Uma pá de cal na cara do Grêmio

Estamos sendo testemunhas, senhores, da completa falta de convicção daqueles que respondem pelo destino de um clube.

Estamos rememorando, senhores, episódios de delírios lunáticos de grandeza financeira semelhantes aos dos estertores do século XX, quando milhões de dólares aportaram no Olímpico via ISL.

Estamos diante, senhores, de mais um fracasso anunciado, como aqueles que levaram um clube multicampeão na década de 1990 a ser rebaixado e goleado por Anapolinas da vida.

Pior do que isso. O anúncio com pompa e circunstância de Vanderlei Luxemburgo como novo treinador do Grêmio retumba nos ouvidos dos que se orgulham de vestir a camisa do Imortal Tricolor. Rasura uma parte da história de confrontos épicos do futebol sanguíneo, peleado, contra a malemolência, a arrogância.

Foto: Paulo Franken, novembro de 1996
Dezesseis anos depois, a geração que cresceu tendo como opostos Grêmio/Felipão x Palmeiras/Luxemburgo tem o desgosto de ver os treinadores em papeis trocados.
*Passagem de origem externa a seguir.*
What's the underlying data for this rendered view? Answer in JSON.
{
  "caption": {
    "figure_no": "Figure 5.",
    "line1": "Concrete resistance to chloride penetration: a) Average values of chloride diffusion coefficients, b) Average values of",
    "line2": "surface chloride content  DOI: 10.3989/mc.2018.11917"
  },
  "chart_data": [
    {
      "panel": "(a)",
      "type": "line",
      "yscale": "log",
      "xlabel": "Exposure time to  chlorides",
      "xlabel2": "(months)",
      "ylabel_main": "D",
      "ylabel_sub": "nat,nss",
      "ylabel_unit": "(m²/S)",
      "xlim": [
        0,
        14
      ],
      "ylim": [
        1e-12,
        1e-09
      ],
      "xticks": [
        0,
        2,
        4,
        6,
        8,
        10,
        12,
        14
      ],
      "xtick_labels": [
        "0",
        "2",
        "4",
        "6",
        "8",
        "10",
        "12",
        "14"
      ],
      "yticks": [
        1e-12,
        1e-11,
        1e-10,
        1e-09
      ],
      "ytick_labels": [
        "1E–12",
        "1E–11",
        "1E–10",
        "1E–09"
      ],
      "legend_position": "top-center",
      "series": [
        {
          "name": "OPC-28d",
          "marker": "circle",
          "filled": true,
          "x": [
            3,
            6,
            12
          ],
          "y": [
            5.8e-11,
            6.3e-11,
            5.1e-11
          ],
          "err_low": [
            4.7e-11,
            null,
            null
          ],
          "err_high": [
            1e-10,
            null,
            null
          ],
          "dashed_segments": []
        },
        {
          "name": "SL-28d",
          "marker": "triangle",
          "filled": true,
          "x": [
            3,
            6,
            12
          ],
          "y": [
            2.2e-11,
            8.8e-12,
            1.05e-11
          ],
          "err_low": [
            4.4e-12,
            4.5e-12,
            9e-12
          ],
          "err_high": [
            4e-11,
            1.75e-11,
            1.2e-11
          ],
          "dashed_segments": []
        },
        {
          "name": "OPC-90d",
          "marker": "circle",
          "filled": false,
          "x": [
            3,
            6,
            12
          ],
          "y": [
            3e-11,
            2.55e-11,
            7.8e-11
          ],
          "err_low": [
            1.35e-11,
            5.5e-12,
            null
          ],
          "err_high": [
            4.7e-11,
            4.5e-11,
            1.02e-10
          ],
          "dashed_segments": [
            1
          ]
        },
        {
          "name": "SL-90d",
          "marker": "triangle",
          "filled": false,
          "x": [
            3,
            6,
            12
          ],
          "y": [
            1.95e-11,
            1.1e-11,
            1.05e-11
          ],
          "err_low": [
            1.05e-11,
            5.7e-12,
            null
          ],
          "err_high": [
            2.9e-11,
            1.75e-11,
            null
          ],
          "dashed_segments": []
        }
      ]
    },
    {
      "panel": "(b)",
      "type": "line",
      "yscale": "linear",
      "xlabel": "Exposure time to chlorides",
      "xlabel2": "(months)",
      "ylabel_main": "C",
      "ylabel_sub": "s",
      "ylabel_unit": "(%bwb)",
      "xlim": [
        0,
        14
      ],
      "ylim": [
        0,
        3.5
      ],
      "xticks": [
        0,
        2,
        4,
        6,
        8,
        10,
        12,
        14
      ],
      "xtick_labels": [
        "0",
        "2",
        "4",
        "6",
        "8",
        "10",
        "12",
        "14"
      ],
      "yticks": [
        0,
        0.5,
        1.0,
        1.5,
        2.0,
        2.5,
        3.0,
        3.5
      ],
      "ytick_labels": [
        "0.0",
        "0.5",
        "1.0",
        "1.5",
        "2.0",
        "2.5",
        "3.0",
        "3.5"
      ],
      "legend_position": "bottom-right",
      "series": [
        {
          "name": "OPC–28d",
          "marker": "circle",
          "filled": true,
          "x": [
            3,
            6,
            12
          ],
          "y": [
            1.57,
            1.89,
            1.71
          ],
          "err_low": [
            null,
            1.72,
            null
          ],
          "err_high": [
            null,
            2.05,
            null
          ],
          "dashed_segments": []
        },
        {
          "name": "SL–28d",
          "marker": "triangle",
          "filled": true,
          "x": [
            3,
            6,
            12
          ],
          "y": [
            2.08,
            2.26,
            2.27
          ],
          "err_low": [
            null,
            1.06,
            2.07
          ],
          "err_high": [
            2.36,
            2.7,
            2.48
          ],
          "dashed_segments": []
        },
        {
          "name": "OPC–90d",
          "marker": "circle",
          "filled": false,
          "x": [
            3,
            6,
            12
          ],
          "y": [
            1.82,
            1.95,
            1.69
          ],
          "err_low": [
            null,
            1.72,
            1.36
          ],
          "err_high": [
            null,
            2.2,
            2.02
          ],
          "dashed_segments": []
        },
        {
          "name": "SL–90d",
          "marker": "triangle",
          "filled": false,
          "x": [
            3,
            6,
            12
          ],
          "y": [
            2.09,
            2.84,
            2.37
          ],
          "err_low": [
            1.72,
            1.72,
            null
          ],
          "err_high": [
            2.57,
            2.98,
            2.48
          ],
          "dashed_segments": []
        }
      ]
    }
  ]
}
E que a ironia do destino - auxiliada pelo desrespeito dos que dirigem o Grêmio - nos poupe de uma semifinal de Copa do Brasil contra o Palmeiras, assim como ocorreu naquela batalha de 1996. Porque isso é possível.

Parece ser o fim do clube copeiro e peleador, forjado a duras lições nos campos do interior, que vestia abrigo embarrado à casamata. Lamentavelmente, o Grêmio 2012 terá as aulas de um 'pofexô' e vestirá ternos alinhados.

Estamos vendo, senhores, a última pá de cal ser jogada sobre a identidade gremista.